便是此刻忆着那句“我想娶你,我很愿意”,她亦是心甜意洽,他长在她心眼里。
可她要的姻缘不能只有柔情蜜意,她要回京救人。
平水镇里的这些日子,他单纯可爱质朴,以至于她想忘掉他曾经的杀手身份去搏一搏,可周大朗在卧榻上的呻.吟声提醒着她,他从来不是一个简单到可以一眼看透的少年郎,他是杀手,凭他的心意,他随时可以手起刀落。
若他随她回京,看到令他不快的人或事便背地里偷摸地做些什么,捅的篓子怕是比她想要做的事还多。
她哪有掌控杀手的本事呢。
不想流泪,可泪水全不受她的控制,打湿了半个枕头,她身体疲乏不堪却怎么都睡不着,迷迷糊糊听到鸡鸣声才睡去。
“潆潆,早饭好了,要不要起来吃?”
晏潆潆在朗郁的轻叩门声中醒来,眼睛有些睁不开,她摸摸眼皮,肿的厉害。
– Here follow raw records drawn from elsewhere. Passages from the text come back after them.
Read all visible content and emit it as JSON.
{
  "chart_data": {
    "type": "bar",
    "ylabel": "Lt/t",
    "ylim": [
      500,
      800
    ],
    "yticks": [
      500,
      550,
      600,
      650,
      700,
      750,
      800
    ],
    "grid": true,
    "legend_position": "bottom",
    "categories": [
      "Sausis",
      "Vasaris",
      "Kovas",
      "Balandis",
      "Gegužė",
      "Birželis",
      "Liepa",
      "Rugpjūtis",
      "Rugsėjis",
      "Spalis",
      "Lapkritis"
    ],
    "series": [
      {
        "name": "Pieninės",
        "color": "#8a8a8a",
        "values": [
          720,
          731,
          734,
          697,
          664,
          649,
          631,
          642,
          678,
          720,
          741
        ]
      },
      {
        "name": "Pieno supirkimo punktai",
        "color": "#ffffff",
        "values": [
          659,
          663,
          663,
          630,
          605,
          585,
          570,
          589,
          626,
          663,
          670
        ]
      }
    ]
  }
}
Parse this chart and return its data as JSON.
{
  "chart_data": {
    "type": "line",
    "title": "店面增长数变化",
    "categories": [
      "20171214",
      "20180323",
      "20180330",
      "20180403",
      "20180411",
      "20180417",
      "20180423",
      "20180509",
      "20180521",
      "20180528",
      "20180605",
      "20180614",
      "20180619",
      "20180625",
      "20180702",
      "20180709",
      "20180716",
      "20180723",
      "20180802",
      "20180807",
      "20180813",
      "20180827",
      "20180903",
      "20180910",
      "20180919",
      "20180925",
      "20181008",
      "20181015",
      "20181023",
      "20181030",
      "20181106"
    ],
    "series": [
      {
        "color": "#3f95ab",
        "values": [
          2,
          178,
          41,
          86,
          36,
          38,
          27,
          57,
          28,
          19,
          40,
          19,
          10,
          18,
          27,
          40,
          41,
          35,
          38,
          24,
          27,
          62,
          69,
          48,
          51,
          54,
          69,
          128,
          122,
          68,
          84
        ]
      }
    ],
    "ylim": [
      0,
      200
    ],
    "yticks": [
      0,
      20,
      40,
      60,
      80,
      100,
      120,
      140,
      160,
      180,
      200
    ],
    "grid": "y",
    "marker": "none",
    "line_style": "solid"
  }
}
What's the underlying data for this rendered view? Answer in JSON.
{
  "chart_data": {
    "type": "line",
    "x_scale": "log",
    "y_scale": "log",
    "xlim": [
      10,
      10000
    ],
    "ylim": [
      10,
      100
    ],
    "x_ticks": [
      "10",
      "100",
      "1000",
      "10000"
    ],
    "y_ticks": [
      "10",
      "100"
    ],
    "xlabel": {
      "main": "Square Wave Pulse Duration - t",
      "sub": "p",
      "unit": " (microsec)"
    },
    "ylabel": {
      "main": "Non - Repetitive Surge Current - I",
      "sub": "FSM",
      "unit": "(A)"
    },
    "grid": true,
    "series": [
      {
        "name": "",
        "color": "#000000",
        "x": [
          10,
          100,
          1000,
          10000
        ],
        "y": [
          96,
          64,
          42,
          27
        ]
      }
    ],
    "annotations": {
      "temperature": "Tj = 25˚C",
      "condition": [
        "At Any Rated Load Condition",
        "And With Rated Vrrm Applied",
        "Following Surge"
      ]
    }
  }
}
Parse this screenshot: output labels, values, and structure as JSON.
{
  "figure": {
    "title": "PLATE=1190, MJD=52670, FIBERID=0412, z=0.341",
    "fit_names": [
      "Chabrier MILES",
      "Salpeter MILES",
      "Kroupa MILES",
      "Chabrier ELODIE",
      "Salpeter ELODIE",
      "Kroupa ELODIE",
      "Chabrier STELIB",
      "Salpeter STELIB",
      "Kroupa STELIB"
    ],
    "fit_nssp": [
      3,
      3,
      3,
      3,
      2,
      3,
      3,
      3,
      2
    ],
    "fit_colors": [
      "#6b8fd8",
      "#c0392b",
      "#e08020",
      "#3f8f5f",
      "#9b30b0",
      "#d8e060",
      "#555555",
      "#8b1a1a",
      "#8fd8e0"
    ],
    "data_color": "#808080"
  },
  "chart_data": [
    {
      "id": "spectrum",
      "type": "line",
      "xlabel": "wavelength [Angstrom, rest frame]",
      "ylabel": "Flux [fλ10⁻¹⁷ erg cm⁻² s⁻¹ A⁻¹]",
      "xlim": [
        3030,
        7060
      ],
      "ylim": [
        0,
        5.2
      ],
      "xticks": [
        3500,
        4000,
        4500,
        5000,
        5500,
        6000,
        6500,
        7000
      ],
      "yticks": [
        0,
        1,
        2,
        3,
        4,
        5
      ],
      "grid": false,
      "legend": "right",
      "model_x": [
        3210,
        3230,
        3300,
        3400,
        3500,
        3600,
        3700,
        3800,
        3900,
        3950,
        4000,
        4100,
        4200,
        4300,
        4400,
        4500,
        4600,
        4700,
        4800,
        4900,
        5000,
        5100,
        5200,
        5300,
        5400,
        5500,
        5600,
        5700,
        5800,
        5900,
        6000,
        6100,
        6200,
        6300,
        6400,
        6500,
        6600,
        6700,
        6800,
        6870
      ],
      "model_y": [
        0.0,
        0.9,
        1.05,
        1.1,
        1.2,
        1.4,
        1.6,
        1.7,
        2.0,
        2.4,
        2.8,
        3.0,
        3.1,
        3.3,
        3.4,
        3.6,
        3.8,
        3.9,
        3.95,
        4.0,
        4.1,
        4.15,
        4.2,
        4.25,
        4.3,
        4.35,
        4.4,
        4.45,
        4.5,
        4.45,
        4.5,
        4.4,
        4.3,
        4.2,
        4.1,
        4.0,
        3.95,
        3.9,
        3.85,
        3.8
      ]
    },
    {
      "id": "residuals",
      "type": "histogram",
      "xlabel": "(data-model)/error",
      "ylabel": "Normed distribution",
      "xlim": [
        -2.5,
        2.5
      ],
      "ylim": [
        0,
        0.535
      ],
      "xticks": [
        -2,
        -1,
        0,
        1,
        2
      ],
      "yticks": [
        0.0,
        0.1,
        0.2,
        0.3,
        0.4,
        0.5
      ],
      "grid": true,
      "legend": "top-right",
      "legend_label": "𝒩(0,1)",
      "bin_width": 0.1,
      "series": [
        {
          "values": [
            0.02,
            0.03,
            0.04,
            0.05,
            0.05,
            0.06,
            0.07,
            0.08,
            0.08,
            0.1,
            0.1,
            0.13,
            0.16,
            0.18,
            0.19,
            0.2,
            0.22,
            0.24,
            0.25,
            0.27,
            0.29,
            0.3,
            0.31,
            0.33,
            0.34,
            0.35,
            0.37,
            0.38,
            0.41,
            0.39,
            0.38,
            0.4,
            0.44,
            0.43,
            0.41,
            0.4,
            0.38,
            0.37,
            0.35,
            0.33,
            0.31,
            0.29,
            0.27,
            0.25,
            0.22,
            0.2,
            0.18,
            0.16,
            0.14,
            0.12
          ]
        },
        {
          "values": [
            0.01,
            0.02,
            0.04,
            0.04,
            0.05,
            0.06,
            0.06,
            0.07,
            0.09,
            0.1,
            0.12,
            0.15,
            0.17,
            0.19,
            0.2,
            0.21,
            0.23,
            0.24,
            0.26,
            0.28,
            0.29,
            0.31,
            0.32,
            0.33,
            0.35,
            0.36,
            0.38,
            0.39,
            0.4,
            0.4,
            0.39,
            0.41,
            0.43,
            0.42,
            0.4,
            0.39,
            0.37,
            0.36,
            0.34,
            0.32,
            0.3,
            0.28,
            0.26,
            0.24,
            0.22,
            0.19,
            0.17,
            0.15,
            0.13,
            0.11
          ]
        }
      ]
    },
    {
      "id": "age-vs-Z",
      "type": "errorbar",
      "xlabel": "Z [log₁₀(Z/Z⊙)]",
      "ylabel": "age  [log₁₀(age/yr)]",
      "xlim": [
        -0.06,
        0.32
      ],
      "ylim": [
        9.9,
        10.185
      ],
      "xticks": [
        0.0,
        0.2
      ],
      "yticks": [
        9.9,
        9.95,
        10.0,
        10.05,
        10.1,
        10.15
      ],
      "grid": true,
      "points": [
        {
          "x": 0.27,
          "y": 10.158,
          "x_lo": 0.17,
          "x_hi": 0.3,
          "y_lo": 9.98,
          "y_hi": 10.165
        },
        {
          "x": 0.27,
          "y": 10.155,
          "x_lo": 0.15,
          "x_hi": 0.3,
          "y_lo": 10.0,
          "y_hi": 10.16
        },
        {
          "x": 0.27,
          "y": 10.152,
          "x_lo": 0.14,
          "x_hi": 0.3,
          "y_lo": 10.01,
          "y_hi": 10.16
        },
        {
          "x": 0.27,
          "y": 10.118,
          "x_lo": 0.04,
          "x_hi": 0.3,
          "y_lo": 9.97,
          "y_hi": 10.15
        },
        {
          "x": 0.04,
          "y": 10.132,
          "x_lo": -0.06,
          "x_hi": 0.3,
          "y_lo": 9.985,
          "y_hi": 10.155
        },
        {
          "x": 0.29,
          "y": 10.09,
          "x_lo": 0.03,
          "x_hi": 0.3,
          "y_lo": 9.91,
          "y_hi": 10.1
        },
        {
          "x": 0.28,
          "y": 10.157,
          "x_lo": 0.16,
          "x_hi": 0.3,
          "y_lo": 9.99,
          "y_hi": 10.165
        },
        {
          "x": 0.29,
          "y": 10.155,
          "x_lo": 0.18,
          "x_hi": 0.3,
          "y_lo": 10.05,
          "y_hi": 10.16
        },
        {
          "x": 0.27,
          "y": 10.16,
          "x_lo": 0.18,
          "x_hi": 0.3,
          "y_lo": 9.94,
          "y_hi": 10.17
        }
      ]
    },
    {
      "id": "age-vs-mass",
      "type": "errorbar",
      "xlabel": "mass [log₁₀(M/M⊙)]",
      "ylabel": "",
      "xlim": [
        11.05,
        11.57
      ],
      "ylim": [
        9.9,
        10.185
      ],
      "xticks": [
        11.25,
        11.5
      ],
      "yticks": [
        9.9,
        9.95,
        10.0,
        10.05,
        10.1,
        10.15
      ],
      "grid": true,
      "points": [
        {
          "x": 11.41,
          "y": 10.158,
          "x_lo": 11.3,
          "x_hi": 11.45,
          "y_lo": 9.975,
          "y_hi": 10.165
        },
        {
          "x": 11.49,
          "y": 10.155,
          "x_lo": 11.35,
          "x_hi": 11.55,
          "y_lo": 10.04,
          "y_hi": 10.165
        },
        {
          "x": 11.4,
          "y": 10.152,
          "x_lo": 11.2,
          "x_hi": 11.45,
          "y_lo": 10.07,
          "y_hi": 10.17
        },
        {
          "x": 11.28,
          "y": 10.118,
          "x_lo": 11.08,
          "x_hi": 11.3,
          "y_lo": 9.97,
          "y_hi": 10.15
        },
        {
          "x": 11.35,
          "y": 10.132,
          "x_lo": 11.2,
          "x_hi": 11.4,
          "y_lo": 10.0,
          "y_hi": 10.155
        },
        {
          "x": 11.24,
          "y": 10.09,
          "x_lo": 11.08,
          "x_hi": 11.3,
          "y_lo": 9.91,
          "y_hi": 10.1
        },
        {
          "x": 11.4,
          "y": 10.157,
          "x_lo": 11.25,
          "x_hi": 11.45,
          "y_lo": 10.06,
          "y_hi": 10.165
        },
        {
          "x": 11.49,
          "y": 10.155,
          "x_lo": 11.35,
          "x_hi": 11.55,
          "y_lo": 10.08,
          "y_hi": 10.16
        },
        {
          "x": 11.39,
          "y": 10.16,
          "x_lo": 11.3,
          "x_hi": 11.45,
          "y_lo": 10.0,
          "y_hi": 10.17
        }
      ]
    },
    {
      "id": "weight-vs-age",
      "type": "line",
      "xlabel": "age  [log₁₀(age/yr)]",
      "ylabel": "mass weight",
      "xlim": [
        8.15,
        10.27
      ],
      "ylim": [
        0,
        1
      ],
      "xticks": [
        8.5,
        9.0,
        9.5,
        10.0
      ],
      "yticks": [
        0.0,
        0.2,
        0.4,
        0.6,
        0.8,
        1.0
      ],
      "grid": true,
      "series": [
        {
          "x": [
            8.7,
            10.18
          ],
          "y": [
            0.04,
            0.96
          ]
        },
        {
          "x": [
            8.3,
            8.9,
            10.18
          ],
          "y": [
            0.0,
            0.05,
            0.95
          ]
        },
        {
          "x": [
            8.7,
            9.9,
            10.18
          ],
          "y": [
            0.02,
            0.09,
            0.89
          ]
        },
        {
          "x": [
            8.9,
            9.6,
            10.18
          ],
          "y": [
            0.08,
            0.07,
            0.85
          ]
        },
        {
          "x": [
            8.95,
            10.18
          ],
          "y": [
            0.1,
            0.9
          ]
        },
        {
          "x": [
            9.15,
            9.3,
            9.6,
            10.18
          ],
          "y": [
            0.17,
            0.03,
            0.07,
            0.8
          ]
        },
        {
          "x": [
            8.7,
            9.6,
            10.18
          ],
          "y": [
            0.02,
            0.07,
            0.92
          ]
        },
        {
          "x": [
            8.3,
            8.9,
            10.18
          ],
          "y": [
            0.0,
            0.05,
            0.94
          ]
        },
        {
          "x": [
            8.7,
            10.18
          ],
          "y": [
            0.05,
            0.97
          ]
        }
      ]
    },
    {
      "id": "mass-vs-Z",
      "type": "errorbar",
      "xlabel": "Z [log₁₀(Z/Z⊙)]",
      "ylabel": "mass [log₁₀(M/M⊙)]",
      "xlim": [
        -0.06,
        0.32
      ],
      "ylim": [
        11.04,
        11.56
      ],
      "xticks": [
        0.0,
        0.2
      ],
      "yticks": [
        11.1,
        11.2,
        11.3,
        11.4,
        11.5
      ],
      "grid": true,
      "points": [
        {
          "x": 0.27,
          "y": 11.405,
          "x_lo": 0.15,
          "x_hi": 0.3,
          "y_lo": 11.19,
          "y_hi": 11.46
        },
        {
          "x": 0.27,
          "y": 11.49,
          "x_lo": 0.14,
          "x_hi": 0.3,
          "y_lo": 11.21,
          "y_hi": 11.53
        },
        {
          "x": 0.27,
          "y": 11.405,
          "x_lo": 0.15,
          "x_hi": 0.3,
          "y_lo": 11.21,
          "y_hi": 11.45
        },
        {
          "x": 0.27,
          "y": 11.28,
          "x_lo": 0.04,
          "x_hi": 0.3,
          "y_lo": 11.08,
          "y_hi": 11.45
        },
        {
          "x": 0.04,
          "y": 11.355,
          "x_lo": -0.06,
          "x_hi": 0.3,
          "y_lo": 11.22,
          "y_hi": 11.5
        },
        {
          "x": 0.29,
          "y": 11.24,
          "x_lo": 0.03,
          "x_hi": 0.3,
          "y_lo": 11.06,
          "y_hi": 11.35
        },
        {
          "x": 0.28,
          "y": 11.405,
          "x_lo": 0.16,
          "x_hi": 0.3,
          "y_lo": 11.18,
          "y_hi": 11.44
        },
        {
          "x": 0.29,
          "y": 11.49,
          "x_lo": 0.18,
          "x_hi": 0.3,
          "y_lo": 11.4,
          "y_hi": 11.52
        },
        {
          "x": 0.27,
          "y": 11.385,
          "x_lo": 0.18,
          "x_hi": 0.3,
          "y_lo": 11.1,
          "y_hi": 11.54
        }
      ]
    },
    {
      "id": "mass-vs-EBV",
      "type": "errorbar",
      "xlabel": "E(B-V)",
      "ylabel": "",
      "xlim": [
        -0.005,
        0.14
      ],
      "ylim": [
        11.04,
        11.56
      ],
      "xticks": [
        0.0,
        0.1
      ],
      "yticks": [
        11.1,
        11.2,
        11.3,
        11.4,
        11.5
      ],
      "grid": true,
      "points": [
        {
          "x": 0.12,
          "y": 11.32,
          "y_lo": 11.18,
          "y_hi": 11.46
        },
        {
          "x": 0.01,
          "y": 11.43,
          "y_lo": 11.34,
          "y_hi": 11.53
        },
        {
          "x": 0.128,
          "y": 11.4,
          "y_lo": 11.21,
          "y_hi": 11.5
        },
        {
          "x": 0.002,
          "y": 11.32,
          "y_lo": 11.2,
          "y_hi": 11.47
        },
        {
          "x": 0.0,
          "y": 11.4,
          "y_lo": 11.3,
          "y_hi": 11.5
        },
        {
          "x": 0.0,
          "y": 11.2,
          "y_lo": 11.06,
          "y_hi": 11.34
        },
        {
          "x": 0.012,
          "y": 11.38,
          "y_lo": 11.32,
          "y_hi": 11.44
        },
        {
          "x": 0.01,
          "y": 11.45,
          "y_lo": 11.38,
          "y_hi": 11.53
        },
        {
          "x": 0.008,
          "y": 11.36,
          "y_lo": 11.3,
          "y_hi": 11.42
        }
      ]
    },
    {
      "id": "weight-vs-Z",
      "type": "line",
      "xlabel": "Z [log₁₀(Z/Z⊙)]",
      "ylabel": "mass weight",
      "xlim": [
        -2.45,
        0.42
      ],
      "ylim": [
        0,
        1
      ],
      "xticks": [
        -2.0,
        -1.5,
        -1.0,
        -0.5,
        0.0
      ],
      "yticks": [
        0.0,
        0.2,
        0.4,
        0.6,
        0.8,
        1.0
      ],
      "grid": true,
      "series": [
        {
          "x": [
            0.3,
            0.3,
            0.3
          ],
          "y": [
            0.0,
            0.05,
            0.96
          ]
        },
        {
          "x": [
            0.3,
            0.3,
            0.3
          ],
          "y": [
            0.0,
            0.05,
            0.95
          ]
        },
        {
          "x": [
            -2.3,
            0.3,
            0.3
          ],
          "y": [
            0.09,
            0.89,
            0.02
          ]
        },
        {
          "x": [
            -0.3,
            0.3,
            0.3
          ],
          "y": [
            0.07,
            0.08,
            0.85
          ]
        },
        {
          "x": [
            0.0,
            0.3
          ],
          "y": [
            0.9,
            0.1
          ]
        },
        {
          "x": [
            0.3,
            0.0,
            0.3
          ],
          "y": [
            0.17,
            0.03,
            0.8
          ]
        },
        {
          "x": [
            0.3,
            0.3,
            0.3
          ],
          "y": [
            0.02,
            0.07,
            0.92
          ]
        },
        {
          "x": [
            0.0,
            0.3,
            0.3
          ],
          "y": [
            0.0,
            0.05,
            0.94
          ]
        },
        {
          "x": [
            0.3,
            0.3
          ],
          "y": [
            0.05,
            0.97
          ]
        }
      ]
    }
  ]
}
侧首看了眼窗外,湛蓝的天空飘着洁白的云团,应该日上三竿了,可她虚浮无力一点不想起床,何况药膏卖光了,赶集日后的第一天基本不会有营生。
“你先吃,我还想睡会儿”。
“你怎么了?是怪我昨夜那样么?”
她从不赖床的,朗郁想到的唯一可能便是昨夜的事。他也没睡好,翻来覆去几乎没睡,天没亮就出门放马,在山上受着秋日清晨的寒意,清醒了许久才回来。头脑是清醒了,可他还是想不明白为何两天的时间,她的态度就天壤之别,明明那夜她的眼神全是渴望他的回应。
“没有,就还想睡会,你不用管我,先吃吧”,晏潆潆在床上翻了个身,闭着眼背对着窗棂朝里侧躺。
彼此都说过嫁娶的话,以后还能当做无事发生继续过着以前的日子么,她昨晚没想出答案,这会儿它又缠在心头折磨着她。
“噢,那你好好休息,我就在外面”,朗郁悻悻地应了一句,在石榴树下无滋无味吃早饭。
晏潆潆哪里能再睡着,不过在床上自我逃避而已,又躺了一会没觉得多爽利,眼睛也难受,便起床用湿帕子敷眼睛。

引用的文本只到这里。